A respeito do monopólio do Catolicismo, Claval (1999, p. 47) enfatiza que as crenças religiosas “[...] não estão ali para traduzir em termos humanos uma verdade originária de um além interdito ao uso da razão. Elas são apenas construções destinadas a fazer com que todos aceitem as regras, sem as quais a sociedade não poderia viver”. Essas crenças são utilizadas pelos detentores do sagrado, neste caso, pelas autoridades católicas, para manter a ordem sobre a pessoa que crê e para assegurar o domínio da verdade sobre a vida. Nesse sentido, Bourdieu (2007, p. 33-34) afirma que

[...] a religião contribui para a imposição (dissimulada) dos princípios de estruturação da percepção e do pensamento do mundo e, em particular, do mundo social, na medida em que impõe um sistema de práticas e de representações cuja estrutura objetivamente fundada em um princípio de divisão política apresenta-se como a estrutura natural-sobrenatural do cosmos. Os autores citados acima, expõem as relações de poder e dominação que permeiam o espaço da fé, de tal modo a esclarecer como o território nacional brasileiro apresentado anteriormente está fragmentado, repleto de fronteiras (ainda que subjetivas), a que são atribuídos valores às crenças existentes neste espaço. Inclusive, fundamentando-nos na equação de Raffestin (1993), apresentada anteriormente, aquela religião que apresentar o maior número de adeptos (e os mais fervorosos) em um determinado espaço, tem maiores chances e

capacidade real de dominar o território religioso e de se perpetuar no curso da história, enquanto absorve o espaço que era pertencente a outras crenças.
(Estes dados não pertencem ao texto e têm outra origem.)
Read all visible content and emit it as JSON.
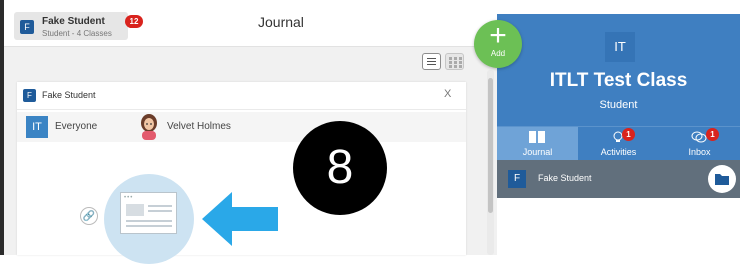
{
  "topbar": {
    "user_initial": "F",
    "user_name": "Fake Student",
    "user_sub": "Student - 4 Classes",
    "notification_count": "12",
    "page_title": "Journal"
  },
  "post_card": {
    "author_initial": "F",
    "author_name": "Fake Student",
    "close_label": "X",
    "recipient_group_initials": "IT",
    "recipient_group": "Everyone",
    "recipient_teacher": "Velvet Holmes"
  },
  "step_number": "8",
  "add_button": {
    "symbol": "+",
    "label": "Add"
  },
  "class_panel": {
    "class_initials": "IT",
    "class_name": "ITLT Test Class",
    "role": "Student",
    "tabs": [
      {
        "label": "Journal",
        "icon": "journal-icon",
        "badge": null,
        "active": true
      },
      {
        "label": "Activities",
        "icon": "lightbulb-icon",
        "badge": "1",
        "active": false
      },
      {
        "label": "Inbox",
        "icon": "chat-bubbles-icon",
        "badge": "1",
        "active": false
      }
    ],
    "student_initial": "F",
    "student_name": "Fake Student"
  },
  "colors": {
    "brand_blue": "#3f7fc1",
    "add_green": "#6cc055",
    "badge_red": "#d9231d",
    "arrow_blue": "#2aa8e8"
  }
}
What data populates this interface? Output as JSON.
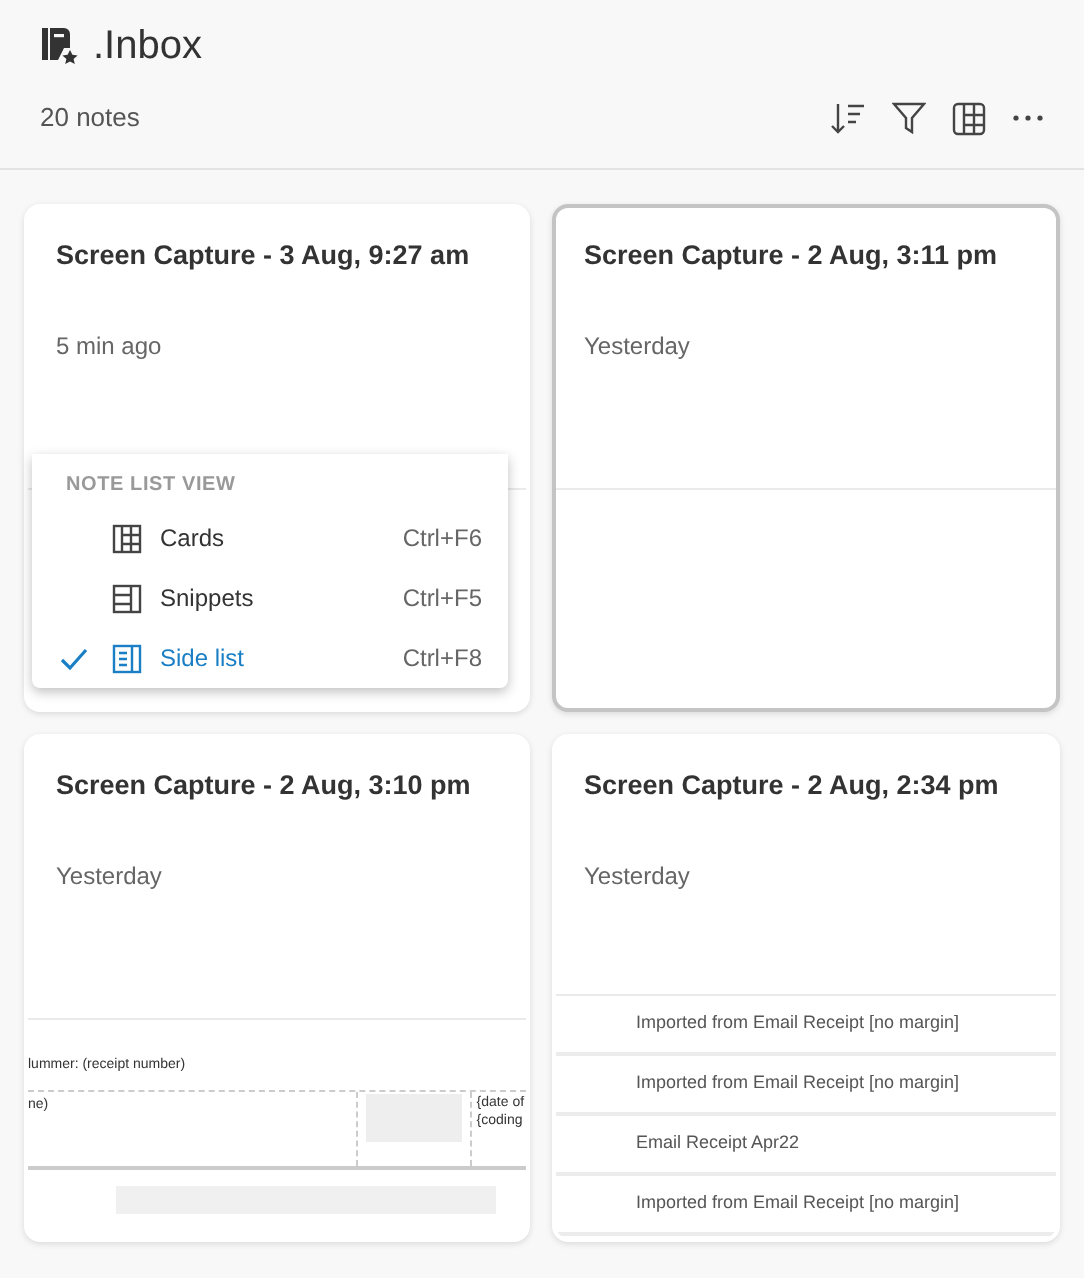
{
  "header": {
    "title": ".Inbox",
    "count": "20 notes"
  },
  "notes": [
    {
      "title": "Screen Capture - 3 Aug, 9:27 am",
      "time": "5 min ago",
      "selected": false,
      "preview": {
        "kind": "blank"
      }
    },
    {
      "title": "Screen Capture - 2 Aug, 3:11 pm",
      "time": "Yesterday",
      "selected": true,
      "preview": {
        "kind": "blank"
      }
    },
    {
      "title": "Screen Capture - 2 Aug, 3:10 pm",
      "time": "Yesterday",
      "selected": false,
      "preview": {
        "kind": "document",
        "heading": "lummer: (receipt number)",
        "cells": [
          "ne)",
          "{date of",
          "{coding"
        ]
      }
    },
    {
      "title": "Screen Capture - 2 Aug, 2:34 pm",
      "time": "Yesterday",
      "selected": false,
      "preview": {
        "kind": "rows",
        "rows": [
          "Imported from Email Receipt [no margin]",
          "Imported from Email Receipt [no margin]",
          "Email Receipt Apr22",
          "Imported from Email Receipt [no margin]"
        ]
      }
    }
  ],
  "view_menu": {
    "heading": "NOTE LIST VIEW",
    "items": [
      {
        "kind": "cards",
        "label": "Cards",
        "shortcut": "Ctrl+F6",
        "selected": false
      },
      {
        "kind": "snippets",
        "label": "Snippets",
        "shortcut": "Ctrl+F5",
        "selected": false
      },
      {
        "kind": "side",
        "label": "Side list",
        "shortcut": "Ctrl+F8",
        "selected": true
      }
    ]
  }
}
Carlos (2007) afirma que a luta pela cidade, ou seja, pelo controle do espaço urbano, se firma nas contradições existentes na sociedade. Por isso, acreditamos que uma dessas contradições seria a Religião e o desejo de seus praticantes em se manter no poder.

Nessas contradições expostas pela autora e diante dos números apresentados no Gráfico 1, procuraremos compreender mais adiante, no terceiro Capítulo deste Trabalho, as questões da luta pelo território religioso, evidenciando o exemplo factual da pouca evidência religiosa dada ao Espiritismo e às religiões de Matriz Africana em nosso país, bem como no Município de Cajazeiras, a que nos comprometemos a analisar. Antes disso, devemos nos questionar o porquê da população que cultua essas duas religiões ser consideravelmente pequena diante das outras religiões do país. É o caso dos ateus ou dos agnósticos, com o agravante nas religiões de Matriz Africana, em que mesmo com a presença maciça de negros e negras africanas na história do Brasil, que gerou uma cultura sincretizada e uma população miscigenada, e ainda se mantêm muito abaixo das grandes religiões, de tradição europeia.